Goggles or implants?

Regardless of what the experts say, the companies themselves seem to be strong with their products, and their different strengths.

It’s no secret that a long-term ambition from the tech giants here is for mixed, or augmented, reality to become mainstream reality. Facebook owner Meta named himself after his grand plan for us all to live in a world called the Metaverse – where we work, rest and play, and appear as digital avatar versions of ourselves. our common ones. That seems a little quiet at the moment.

But they are fine one day, there will be a replacement for our phones and maybe that thing is some kind of VR headset. Eventually, I expect these things to start looking more like glasses and less like giant ski goggles…if not brain implants (I’m not kidding).

“The devices that look like today – I think we know that it is not a device for the mass market. It is very heavy, very difficult,” said Mr. Jijiashvili.

It’s an area where their competitors are focusing, with Viture and XReal producing sunglasses with high-quality screens built into them.

Melissa Brown, head of Meta Development Relations, told us she “absolutely” thought the Quest 3 could one day replace the smartphone. But the next day Meta’s PR team met with a more measured response than Mark Zuckerberg, in which he said that “the last generation of computers is not going away… it’s not like when we get phones , people stop using computers”.
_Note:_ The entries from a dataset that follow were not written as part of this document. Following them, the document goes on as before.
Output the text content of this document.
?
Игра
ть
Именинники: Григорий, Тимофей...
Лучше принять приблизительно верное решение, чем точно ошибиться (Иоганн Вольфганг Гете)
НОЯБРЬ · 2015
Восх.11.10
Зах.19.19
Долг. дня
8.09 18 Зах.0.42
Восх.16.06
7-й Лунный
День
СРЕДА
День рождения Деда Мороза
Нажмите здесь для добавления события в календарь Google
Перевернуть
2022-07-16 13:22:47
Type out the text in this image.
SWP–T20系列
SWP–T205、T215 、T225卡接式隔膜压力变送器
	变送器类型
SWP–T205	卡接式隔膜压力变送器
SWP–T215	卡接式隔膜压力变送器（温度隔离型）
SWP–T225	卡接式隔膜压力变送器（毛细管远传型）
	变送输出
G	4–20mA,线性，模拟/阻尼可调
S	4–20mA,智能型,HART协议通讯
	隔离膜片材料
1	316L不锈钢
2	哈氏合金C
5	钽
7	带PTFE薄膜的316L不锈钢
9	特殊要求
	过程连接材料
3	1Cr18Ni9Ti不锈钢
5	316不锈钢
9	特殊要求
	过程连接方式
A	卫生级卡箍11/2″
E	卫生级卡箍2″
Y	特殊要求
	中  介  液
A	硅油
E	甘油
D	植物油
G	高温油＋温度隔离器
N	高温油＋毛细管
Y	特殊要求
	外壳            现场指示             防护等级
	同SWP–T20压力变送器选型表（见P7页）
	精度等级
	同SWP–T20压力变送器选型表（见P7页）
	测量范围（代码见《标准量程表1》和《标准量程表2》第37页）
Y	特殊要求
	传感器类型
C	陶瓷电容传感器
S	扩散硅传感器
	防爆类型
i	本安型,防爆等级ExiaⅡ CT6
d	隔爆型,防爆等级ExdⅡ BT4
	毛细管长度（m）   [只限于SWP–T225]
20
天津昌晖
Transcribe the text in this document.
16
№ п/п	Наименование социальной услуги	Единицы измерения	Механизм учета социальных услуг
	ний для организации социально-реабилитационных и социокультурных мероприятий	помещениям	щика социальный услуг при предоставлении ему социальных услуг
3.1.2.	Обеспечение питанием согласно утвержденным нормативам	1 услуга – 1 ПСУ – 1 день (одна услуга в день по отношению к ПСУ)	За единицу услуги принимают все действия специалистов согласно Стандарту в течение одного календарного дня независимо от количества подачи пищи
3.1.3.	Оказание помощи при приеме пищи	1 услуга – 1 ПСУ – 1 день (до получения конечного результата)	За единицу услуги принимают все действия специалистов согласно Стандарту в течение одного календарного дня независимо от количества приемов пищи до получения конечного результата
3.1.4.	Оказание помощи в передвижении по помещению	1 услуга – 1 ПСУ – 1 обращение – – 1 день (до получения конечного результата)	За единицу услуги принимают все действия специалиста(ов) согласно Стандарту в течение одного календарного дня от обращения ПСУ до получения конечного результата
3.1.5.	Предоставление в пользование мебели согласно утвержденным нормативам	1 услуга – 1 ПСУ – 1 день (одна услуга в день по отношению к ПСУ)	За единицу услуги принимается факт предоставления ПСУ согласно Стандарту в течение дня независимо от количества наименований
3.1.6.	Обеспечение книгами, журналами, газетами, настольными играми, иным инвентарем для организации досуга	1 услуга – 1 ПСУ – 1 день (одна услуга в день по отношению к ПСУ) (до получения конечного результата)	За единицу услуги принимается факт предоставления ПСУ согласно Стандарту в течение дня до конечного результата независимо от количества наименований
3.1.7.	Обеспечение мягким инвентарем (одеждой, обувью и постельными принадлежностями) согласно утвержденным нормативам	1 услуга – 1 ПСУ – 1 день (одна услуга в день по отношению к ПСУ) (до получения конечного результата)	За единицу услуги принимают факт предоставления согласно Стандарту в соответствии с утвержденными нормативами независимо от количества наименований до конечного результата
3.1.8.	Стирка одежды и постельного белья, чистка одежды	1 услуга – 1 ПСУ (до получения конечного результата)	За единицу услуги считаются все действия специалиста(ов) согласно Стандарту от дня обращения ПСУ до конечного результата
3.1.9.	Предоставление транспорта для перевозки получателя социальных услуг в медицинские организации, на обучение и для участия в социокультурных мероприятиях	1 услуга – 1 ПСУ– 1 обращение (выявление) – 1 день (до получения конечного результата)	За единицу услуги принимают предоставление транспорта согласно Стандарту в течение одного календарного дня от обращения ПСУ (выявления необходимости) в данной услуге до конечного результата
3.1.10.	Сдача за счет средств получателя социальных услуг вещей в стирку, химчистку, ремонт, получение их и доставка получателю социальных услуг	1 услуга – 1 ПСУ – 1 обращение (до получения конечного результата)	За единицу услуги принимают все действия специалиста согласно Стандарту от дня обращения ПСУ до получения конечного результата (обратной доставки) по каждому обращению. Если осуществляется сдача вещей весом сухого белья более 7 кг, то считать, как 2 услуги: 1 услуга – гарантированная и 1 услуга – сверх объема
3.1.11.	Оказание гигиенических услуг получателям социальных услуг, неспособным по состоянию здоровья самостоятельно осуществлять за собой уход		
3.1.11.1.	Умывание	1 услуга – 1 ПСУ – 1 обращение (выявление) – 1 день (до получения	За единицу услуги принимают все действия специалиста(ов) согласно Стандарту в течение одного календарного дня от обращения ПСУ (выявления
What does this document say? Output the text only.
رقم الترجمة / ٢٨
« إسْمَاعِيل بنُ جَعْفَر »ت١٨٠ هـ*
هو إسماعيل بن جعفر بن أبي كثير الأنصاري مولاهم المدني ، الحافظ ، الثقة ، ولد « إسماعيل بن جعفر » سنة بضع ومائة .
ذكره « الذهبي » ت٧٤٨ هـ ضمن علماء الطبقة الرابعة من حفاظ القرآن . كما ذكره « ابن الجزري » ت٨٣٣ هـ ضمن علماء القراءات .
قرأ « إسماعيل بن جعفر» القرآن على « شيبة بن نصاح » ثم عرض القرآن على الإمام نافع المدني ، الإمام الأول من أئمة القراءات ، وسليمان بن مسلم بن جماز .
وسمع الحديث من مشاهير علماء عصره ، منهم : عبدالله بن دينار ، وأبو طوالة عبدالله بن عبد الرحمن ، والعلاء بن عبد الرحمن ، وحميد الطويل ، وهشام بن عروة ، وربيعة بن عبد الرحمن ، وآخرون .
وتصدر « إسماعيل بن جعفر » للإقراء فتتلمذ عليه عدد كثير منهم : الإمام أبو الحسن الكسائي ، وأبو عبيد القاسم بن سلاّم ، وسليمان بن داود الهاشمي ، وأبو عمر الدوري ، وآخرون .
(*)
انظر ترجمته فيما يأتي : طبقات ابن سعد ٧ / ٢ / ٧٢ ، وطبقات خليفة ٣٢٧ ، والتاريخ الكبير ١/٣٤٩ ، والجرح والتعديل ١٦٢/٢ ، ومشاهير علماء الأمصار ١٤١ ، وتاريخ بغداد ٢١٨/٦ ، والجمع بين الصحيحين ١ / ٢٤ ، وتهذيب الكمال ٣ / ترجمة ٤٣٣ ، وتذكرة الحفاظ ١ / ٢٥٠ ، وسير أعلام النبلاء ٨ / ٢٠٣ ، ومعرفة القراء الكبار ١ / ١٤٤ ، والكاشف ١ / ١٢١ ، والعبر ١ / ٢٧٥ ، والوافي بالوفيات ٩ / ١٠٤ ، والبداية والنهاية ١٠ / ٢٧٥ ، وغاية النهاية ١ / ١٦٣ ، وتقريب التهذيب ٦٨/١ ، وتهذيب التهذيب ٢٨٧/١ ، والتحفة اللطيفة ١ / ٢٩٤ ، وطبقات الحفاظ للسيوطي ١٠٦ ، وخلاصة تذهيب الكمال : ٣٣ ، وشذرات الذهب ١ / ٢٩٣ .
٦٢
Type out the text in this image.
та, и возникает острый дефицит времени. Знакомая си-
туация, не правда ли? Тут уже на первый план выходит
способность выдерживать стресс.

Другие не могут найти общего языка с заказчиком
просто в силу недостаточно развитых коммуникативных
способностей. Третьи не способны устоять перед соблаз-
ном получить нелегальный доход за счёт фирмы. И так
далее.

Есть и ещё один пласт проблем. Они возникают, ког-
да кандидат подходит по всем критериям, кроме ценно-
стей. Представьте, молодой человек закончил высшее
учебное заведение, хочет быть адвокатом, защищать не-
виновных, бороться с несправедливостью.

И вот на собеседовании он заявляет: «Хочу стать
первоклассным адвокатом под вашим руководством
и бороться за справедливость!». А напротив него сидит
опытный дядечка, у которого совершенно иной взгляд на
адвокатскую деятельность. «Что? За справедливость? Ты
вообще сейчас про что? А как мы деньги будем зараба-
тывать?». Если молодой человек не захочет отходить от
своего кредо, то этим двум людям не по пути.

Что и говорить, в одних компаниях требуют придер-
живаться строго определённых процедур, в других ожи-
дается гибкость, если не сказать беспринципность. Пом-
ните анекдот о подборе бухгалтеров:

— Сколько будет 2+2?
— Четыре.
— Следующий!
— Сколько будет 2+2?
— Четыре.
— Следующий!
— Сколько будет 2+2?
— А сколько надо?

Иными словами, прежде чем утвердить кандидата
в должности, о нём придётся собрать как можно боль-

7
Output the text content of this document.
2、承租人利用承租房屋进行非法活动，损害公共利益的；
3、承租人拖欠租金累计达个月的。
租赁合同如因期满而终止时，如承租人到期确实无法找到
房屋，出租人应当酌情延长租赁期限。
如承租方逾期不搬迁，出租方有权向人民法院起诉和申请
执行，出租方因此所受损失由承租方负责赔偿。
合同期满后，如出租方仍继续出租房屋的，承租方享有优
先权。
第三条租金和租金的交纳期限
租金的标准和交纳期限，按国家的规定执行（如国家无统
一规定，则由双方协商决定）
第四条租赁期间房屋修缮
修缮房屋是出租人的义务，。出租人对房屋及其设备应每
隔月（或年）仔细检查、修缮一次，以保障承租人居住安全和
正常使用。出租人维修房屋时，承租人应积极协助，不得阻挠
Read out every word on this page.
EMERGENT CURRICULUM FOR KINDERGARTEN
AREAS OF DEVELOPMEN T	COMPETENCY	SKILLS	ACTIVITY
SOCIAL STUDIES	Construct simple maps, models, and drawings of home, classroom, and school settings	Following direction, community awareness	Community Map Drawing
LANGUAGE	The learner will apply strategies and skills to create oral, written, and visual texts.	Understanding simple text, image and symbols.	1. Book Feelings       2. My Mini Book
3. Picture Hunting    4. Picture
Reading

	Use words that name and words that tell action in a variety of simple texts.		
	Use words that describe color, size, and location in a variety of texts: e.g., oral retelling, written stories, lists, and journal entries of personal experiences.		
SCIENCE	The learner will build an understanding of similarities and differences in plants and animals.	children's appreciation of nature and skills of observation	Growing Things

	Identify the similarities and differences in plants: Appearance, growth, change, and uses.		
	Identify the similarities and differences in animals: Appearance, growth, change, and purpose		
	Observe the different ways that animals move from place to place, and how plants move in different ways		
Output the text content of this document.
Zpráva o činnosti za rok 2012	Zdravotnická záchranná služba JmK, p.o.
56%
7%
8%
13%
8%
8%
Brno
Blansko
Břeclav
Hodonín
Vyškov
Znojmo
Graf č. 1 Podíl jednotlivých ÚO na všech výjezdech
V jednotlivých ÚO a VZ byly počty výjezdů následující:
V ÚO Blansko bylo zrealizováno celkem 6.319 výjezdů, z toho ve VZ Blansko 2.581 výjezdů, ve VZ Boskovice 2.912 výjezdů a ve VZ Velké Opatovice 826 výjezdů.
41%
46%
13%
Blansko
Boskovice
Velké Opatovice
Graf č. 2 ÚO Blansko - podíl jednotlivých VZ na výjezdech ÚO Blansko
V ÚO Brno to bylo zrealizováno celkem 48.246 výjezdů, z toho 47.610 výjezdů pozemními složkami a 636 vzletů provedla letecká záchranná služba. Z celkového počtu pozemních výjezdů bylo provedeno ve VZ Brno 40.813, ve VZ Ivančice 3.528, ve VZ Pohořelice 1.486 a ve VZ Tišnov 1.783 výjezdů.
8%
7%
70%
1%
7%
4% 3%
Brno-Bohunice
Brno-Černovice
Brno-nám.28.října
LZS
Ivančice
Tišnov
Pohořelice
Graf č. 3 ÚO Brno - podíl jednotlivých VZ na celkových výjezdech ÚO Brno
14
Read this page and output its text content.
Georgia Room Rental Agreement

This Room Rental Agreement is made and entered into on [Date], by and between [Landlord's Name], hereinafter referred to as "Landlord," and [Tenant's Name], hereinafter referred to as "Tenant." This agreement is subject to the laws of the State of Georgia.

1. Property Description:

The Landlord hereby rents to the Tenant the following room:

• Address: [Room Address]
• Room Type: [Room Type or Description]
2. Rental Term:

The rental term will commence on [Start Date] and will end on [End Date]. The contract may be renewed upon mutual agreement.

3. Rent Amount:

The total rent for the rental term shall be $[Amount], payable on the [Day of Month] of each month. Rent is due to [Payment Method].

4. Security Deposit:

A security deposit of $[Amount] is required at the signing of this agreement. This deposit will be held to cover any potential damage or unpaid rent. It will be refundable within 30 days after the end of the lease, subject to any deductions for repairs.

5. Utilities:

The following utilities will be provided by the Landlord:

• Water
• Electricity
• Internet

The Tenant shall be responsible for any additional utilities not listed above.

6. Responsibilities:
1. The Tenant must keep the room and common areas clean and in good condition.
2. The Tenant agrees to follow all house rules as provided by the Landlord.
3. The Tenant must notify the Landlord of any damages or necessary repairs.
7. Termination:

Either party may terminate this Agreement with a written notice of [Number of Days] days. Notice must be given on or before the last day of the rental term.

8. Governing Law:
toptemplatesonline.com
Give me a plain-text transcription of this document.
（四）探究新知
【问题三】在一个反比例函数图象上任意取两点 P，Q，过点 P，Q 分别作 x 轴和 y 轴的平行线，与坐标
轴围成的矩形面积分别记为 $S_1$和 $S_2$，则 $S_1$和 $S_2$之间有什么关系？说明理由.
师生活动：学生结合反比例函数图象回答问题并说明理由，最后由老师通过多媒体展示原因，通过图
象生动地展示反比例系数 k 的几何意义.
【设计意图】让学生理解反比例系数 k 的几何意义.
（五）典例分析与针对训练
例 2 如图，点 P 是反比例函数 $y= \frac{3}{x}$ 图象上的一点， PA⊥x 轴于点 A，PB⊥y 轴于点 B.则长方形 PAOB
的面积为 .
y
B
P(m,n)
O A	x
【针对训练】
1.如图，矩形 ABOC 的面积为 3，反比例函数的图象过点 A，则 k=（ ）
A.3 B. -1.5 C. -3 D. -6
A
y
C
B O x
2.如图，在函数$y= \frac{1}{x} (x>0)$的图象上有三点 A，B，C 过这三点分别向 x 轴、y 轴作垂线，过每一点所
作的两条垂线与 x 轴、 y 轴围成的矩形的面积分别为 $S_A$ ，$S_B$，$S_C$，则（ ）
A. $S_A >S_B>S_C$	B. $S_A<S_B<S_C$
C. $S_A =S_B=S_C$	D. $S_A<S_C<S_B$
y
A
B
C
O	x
From what I saw at the Apple store on London’s Regent Street, the UK isn’t going to be full of people wandering around on Vision Pros or Quest 3s.

The first customer I spoke to had just walked into the charger, and was surprised by the applause from Apple employees when he walked in.

But after a few hours of being there, several people came out crying with big white Apple bags. The question remains: how many others can be inspired to do the same.